Pour la gestion du doute nous te disons ceci.

Gérer son doute n’est pas obtenir un état sans doute. Le doute est une composante à accepter. C’est le regard qui cherche à se poser sur du vrai d’un cote et du faux de l’autre qui crée la souffrance. Vous pouvez douter et croire ou faire confiance en même temps, ce qui est savoir que deux choses peuvent être vraies simultanément.

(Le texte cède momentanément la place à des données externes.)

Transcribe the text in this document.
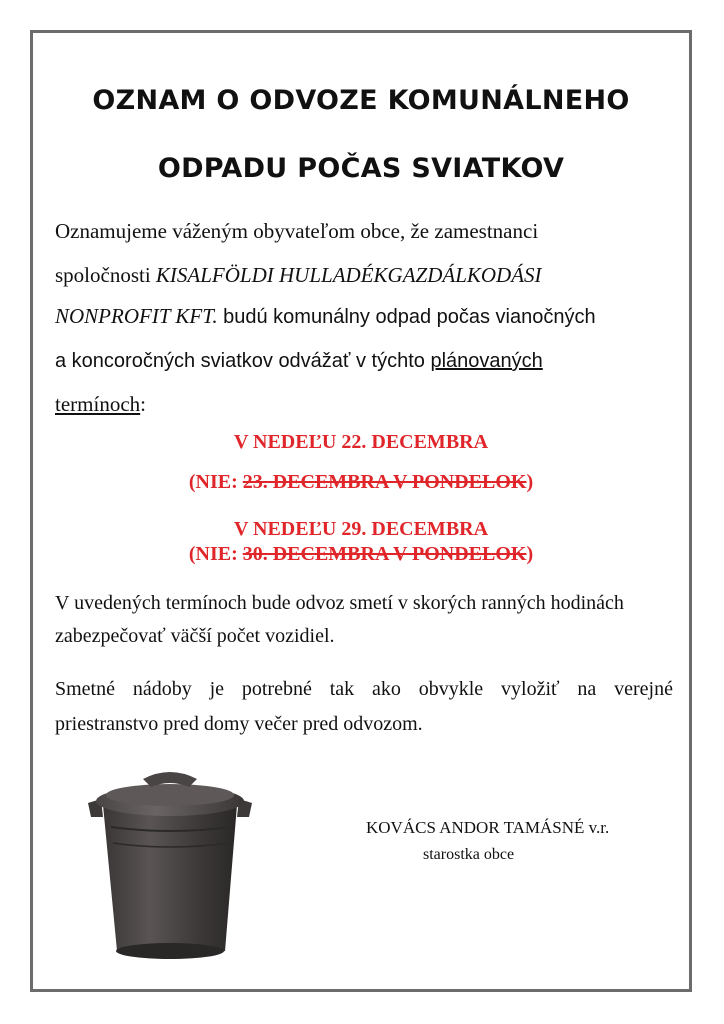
OZNAM O ODVOZE KOMUNÁLNEHO
ODPADU POČAS SVIATKOV
Oznamujeme váženým obyvateľom obce, že zamestnanci
spoločnosti KISALFÖLDI HULLADÉKGAZDÁLKODÁSI
NONPROFIT KFT. budú komunálny odpad počas vianočných
a koncoročných sviatkov odvážať v týchto plánovaných
termínoch:
V NEDEĽU 22. DECEMBRA
(NIE: 23. DECEMBRA V PONDELOK)
V NEDEĽU 29. DECEMBRA
(NIE: 30. DECEMBRA V PONDELOK)
V uvedených termínoch bude odvoz smetí v skorých ranných hodinách
zabezpečovať väčší počet vozidiel.
Smetné nádoby je potrebné tak ako obvykle vyložiť na verejné
priestranstvo pred domy večer pred odvozom.
KOVÁCS ANDOR TAMÁSNÉ v.r.
starostka obce
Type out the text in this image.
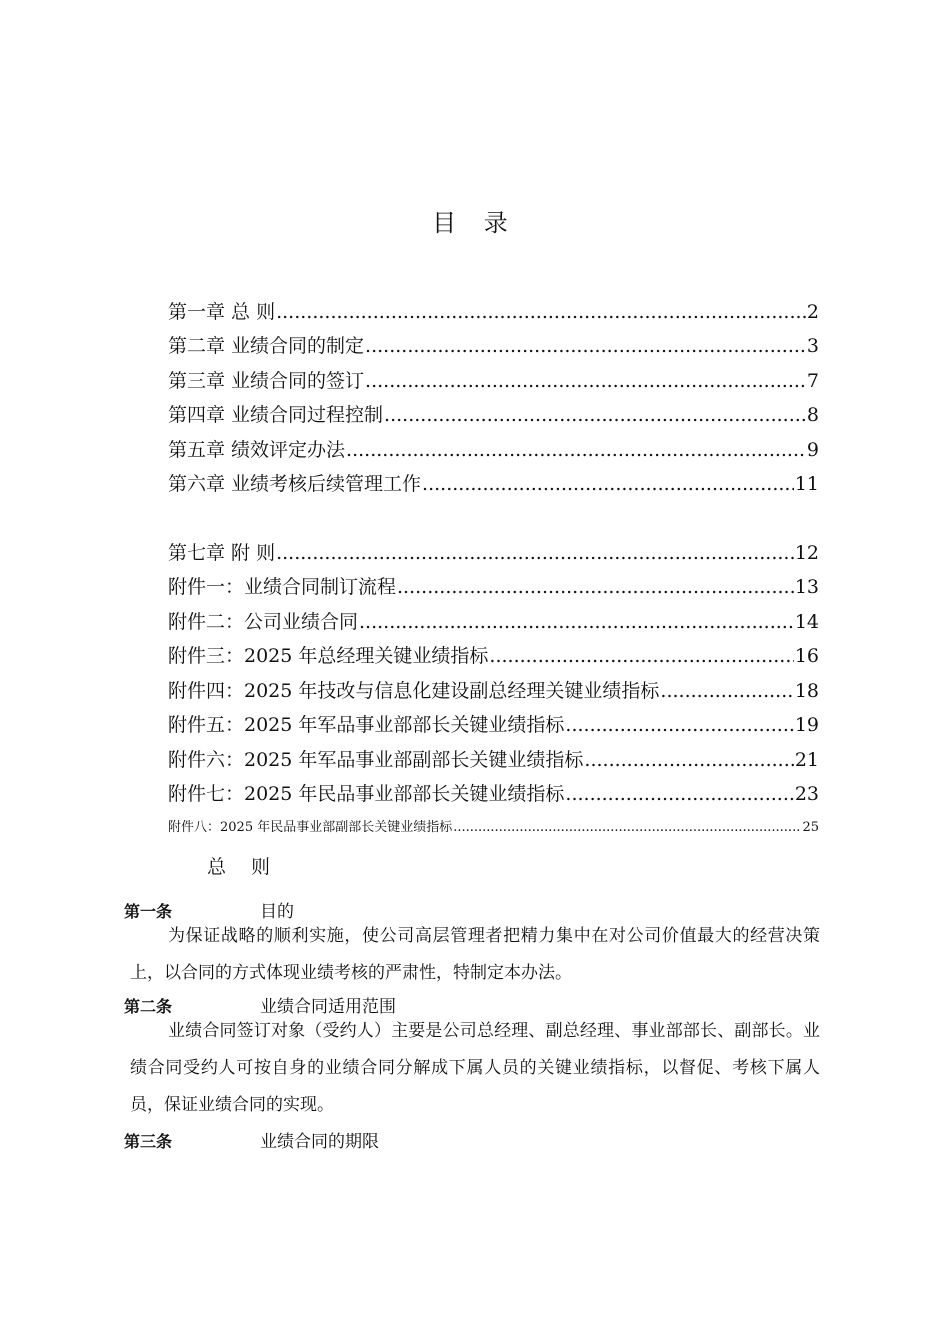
目 录
第一章 总 则 .....	2
第二章 业绩合同的制定 .....	3
第三章 业绩合同的签订 .....	7
第四章 业绩合同过程控制 .....	8
第五章 绩效评定办法 .....	9
第六章 业绩考核后续管理工作 .....	11
第七章 附 则 .....	12
附件一：业绩合同制订流程 .....	13
附件二：公司业绩合同 .....	14
附件三：2025 年总经理关键业绩指标 .....	16
附件四：2025 年技改与信息化建设副总经理关键业绩指标 .....	18
附件五：2025 年军品事业部部长关键业绩指标 .....	19
附件六：2025 年军品事业部副部长关键业绩指标 .....	21
附件七：2025 年民品事业部部长关键业绩指标 .....	23
附件八：2025 年民品事业部副部长关键业绩指标 .....	25
总 则
第一条	目的
为保证战略的顺利实施，使公司高层管理者把精力集中在对公司价值最大的经营决策上，以合同的方式体现业绩考核的严肃性，特制定本办法。
第二条	业绩合同适用范围
业绩合同签订对象（受约人）主要是公司总经理、副总经理、事业部部长、副部长。业绩合同受约人可按自身的业绩合同分解成下属人员的关键业绩指标，以督促、考核下属人员，保证业绩合同的实现。
第三条	业绩合同的期限
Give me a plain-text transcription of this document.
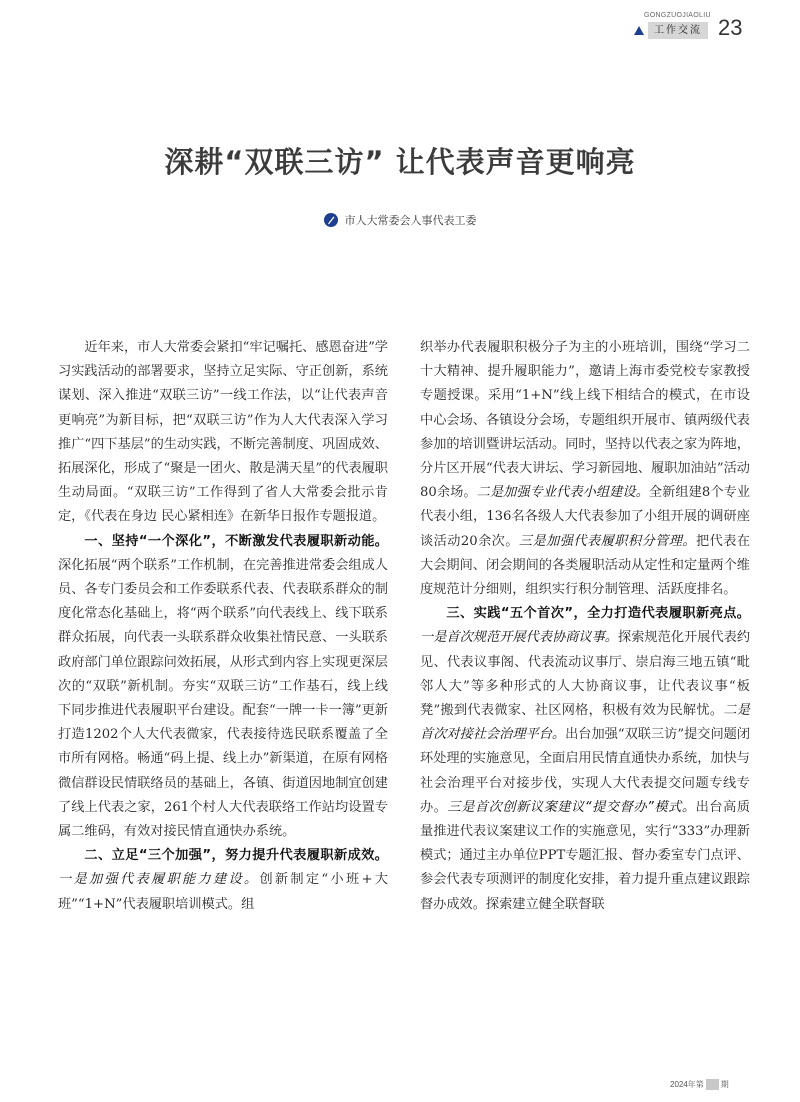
GONGZUOJIAOLIU
工作交流 23
深耕“双联三访” 让代表声音更响亮
市人大常委会人事代表工委

近年来，市人大常委会紧扣“牢记嘱托、感恩奋进”学习实践活动的部署要求，坚持立足实际、守正创新，系统谋划、深入推进“双联三访”一线工作法，以“让代表声音更响亮”为新目标，把“双联三访”作为人大代表深入学习推广“四下基层”的生动实践，不断完善制度、巩固成效、拓展深化，形成了“聚是一团火、散是满天星”的代表履职生动局面。“双联三访”工作得到了省人大常委会批示肯定，《代表在身边 民心紧相连》在新华日报作专题报道。

一、坚持“一个深化”，不断激发代表履职新动能。深化拓展“两个联系”工作机制，在完善推进常委会组成人员、各专门委员会和工作委联系代表、代表联系群众的制度化常态化基础上，将“两个联系”向代表线上、线下联系群众拓展，向代表一头联系群众收集社情民意、一头联系政府部门单位跟踪问效拓展，从形式到内容上实现更深层次的“双联”新机制。夯实“双联三访”工作基石，线上线下同步推进代表履职平台建设。配套“一牌一卡一簿”更新打造1202个人大代表微家，代表接待选民联系覆盖了全市所有网格。畅通“码上提、线上办”新渠道，在原有网格微信群设民情联络员的基础上，各镇、街道因地制宜创建了线上代表之家，261个村人大代表联络工作站均设置专属二维码，有效对接民情直通快办系统。

二、立足“三个加强”，努力提升代表履职新成效。一是加强代表履职能力建设。创新制定“小班+大班”“1+N”代表履职培训模式。组

织举办代表履职积极分子为主的小班培训，围绕“学习二十大精神、提升履职能力”，邀请上海市委党校专家教授专题授课。采用“1+N”线上线下相结合的模式，在市设中心会场、各镇设分会场，专题组织开展市、镇两级代表参加的培训暨讲坛活动。同时，坚持以代表之家为阵地，分片区开展“代表大讲坛、学习新园地、履职加油站”活动80余场。二是加强专业代表小组建设。全新组建8个专业代表小组，136名各级人大代表参加了小组开展的调研座谈活动20余次。三是加强代表履职积分管理。把代表在大会期间、闭会期间的各类履职活动从定性和定量两个维度规范计分细则，组织实行积分制管理、活跃度排名。

三、实践“五个首次”，全力打造代表履职新亮点。一是首次规范开展代表协商议事。探索规范化开展代表约见、代表议事阁、代表流动议事厅、崇启海三地五镇“毗邻人大”等多种形式的人大协商议事，让代表议事“板凳”搬到代表微家、社区网格，积极有效为民解忧。二是首次对接社会治理平台。出台加强“双联三访”提交问题闭环处理的实施意见，全面启用民情直通快办系统，加快与社会治理平台对接步伐，实现人大代表提交问题专线专办。三是首次创新议案建议“提交督办”模式。出台高质量推进代表议案建议工作的实施意见，实行“333”办理新模式；通过主办单位PPT专题汇报、督办委室专门点评、参会代表专项测评的制度化安排，着力提升重点建议跟踪督办成效。探索建立健全联督联

2024年 第 00 期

N’ayez pas peur d’être dans l’erreur. D’une certaine façon vous êtes toujours dans l’erreur car il existe toujours plusieurs points de vue qui contredisent le point de vue auquel vous vous identifiez. Donc accepter simplement de considérer que ce qui est est, et que au sein de cet être vous percevez un certain nombre de choses et posez un regard, et que ceci est de toutes façons parcellaire. Donc vous cheminez dans le brouillard et il ne peut en être autrement. Souffrir du doute, ou chercher à ne plus douter, est souhaiter s’illusionner. Accepter le doute est accepter que vous adoptez un point de vue, que vous créez des actions, qui sont aussi bien juste que troubles, vraies que fausses, selon le point de vue que une personne adoptera, et que ce point de vue ne parlera que d’elle, de là où elle a choisi de poser son regard. Elle aura posé son regard ainsi pour s’illustrer à elle même des pensées qu’elle entretient et qui ne sont pas pures. Pures s’entends comme alignées avec la plénitude de son âme qui est vaste et complète.

Donc douter est ne pas accepter d’être parcellaire dans un monde ou par nature vous êtes parcellaires, la partie incarnée est temporaire et parcellaire, elle est inscrite dans le temps et dans la matière ce qui la limite, en tant qu’humain incarné vous êtes limité de nombreuses manières.

Regagnez en vous votre dimension illimitée, replacez vous en l’être que vous êtes, et le doute vous quitte car vous ne craignez plus de vous tromper.

Mais vos conditionnements sont très serrés et impératifs et normatifs, vous êtes constellés de représentations telles que vrai / faux, bien / mal, et ceci vous porte à craindre le jugement, et à craindre de subir des punitions.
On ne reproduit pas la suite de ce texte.